WASHINGTON — A coalition of railroad labor unions today called on the Class I systems to pause their stock buyback programs and abandon the low-cost Precision Scheduled Railroading operating model until safety improves.
The 14 unions, which combined represent more than 100,000 railroad workers, claim that since 2015 the six publicly-traded freight railroads spent more than $165 billion in stock buybacks, which is $46 billion more than they invested in safety.
“For years, rail workers have been sounding the alarm about safety issues. It’s time to listen to rail workers, not rail CEOs,” the union coalition said on their new nostockbuybacks.org website. “It’s time to end PSR now. If freight rail CEOs don’t prioritize safety over profits, the crisis will unfortunately continue.”
The unions also are running a petition campaign to gain support for their anti-buyback effort.

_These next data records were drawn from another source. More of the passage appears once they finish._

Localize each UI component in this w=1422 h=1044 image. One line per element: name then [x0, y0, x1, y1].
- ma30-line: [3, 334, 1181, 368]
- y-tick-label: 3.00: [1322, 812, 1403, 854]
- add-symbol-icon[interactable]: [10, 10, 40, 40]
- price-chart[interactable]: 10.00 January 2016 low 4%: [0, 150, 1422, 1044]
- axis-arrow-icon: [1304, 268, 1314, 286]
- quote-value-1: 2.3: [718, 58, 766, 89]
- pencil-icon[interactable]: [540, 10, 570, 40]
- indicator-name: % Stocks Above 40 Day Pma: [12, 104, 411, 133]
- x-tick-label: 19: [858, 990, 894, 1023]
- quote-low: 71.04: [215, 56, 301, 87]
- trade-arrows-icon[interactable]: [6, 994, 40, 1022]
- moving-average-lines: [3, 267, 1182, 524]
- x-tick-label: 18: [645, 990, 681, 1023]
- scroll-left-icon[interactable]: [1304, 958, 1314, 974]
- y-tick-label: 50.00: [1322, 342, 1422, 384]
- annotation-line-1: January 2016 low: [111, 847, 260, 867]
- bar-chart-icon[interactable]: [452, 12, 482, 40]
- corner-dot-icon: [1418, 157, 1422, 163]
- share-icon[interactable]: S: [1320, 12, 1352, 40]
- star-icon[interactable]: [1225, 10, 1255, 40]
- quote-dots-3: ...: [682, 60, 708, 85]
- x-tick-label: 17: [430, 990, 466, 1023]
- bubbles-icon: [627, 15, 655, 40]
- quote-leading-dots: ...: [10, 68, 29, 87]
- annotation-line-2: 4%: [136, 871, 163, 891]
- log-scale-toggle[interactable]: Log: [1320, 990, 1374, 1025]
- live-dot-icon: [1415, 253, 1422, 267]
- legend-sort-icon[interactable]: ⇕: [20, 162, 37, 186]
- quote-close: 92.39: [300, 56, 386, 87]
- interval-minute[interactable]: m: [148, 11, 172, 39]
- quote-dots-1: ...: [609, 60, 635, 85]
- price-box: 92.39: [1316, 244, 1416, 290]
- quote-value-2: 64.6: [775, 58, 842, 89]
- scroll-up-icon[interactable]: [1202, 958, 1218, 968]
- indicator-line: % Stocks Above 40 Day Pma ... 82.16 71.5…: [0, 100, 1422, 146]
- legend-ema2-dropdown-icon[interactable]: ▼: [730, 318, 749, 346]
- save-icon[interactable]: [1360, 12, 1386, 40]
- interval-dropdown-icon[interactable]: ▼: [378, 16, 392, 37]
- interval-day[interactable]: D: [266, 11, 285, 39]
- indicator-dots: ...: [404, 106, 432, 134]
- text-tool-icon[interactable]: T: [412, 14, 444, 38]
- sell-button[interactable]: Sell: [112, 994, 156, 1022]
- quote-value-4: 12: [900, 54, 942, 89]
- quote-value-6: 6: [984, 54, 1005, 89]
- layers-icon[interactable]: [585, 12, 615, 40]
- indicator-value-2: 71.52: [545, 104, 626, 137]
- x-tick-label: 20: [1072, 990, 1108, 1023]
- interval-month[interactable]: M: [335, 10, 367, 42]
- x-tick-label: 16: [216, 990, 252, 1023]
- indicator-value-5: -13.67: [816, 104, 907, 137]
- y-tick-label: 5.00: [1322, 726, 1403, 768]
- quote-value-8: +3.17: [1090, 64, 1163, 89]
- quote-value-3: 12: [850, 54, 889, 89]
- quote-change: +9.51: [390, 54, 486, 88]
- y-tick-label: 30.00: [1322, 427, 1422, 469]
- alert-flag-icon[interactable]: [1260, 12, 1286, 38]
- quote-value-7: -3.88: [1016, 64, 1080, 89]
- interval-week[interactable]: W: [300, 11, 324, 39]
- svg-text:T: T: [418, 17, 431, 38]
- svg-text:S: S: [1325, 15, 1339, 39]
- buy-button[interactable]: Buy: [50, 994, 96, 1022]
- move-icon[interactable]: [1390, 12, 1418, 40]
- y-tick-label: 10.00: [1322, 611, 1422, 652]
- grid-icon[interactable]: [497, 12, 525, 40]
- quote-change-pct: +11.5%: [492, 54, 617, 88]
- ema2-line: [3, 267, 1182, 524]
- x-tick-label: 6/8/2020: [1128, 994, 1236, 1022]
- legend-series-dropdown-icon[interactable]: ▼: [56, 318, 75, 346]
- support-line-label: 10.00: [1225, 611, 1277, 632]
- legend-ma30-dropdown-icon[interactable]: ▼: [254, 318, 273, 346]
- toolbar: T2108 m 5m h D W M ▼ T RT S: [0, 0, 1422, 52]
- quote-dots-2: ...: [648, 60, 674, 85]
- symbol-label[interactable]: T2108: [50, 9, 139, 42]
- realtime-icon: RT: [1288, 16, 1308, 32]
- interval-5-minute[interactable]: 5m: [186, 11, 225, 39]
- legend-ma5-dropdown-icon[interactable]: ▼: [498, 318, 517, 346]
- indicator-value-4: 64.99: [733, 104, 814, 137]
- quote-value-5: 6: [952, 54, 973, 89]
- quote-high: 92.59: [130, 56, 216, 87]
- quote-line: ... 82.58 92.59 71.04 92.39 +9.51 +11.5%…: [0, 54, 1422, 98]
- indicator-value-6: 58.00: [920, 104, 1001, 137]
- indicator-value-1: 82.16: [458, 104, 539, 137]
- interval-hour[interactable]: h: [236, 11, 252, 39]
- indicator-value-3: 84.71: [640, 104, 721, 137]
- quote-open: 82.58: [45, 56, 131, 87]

Surface Transportation Board Chairman Martin Oberman has been critical of the railroads’ stock buyback programs, as well, saying they come at the expense of investments in capacity expansion and customer service.
“U.S. freight railroads invest large sums of their own capital in their network. In 2022, spending totaled $24 billion. For context, that means in a single year U.S. railroads spent four times the record-breaking amount investors paid to buy the Washington Commanders NFL franchise,” an Association of American Railroads spokesman says. “Meanwhile, capital spending as a percent of revenue was 18.4% from 2012-2021, six times that of the average U.S. manufacturer. All the while, railroads continue to invest in their workers, with employee compensation ranking in the top ten percent nationally.”
“Any suggestion that railroads fail to invest appropriately, and that this in turn is related to a negative safety record, is categorically false. Federal Railroad Administration data show key metrics for Class I railroads such as mainline accident and hazmat incident rates are at some of their lowest levels in history and are a fraction of what they were in recent decades. The industry will continue to allocate capital to further improve safety and meet demand,” the AAR says.
Over the last 15 years, freight railroads have invested, on average, $23.9 billion of their own capital into improving and maintaining their networks every year, according to AAR data. “To put this into perspective, that is $1 billion more than the historic investments Congress has made this year in rail and multi-modal programs in the Infrastructure Investment and Jobs Act and the omnibus combined,” AAR says.
Note: Updated at 6:20 a.m. on April 23 with comment from AAR.
Get rid of the stinking PSR plan. The trains are too dangerous and little kids on the way to school have to climb between them and under.
Do what Quebec does, have the union pension fund buy up large interests in the industries they work at. It gives them way more leverage in where the money goes.
The Quebec Pension Fund is not buying sports teams (unless they own the Canadiens), they are buying rail assets.
Just saying if the rail union’s wants a larger voice on how Class 1’s work with hedge funds and Wall Street, then they need to put some skin in the game and stop relying solely on DC lobbyists.
The AAR response is lengthier than the original article… c’mon, Newswire.
Somehow AAR thinks the price of an NFL team has something to do with CapEx. The allegedly improvement in safety has more to do with the 30% reduction in train starts, reduced carload traffic and closure of hump yards. There is less traffic and handling of cars, so less opportunity for derailments. It would be insightful to adjust risk levels based on operating practices; that would probably show increased risk as the WSJ graphics indicated a few weeks ago.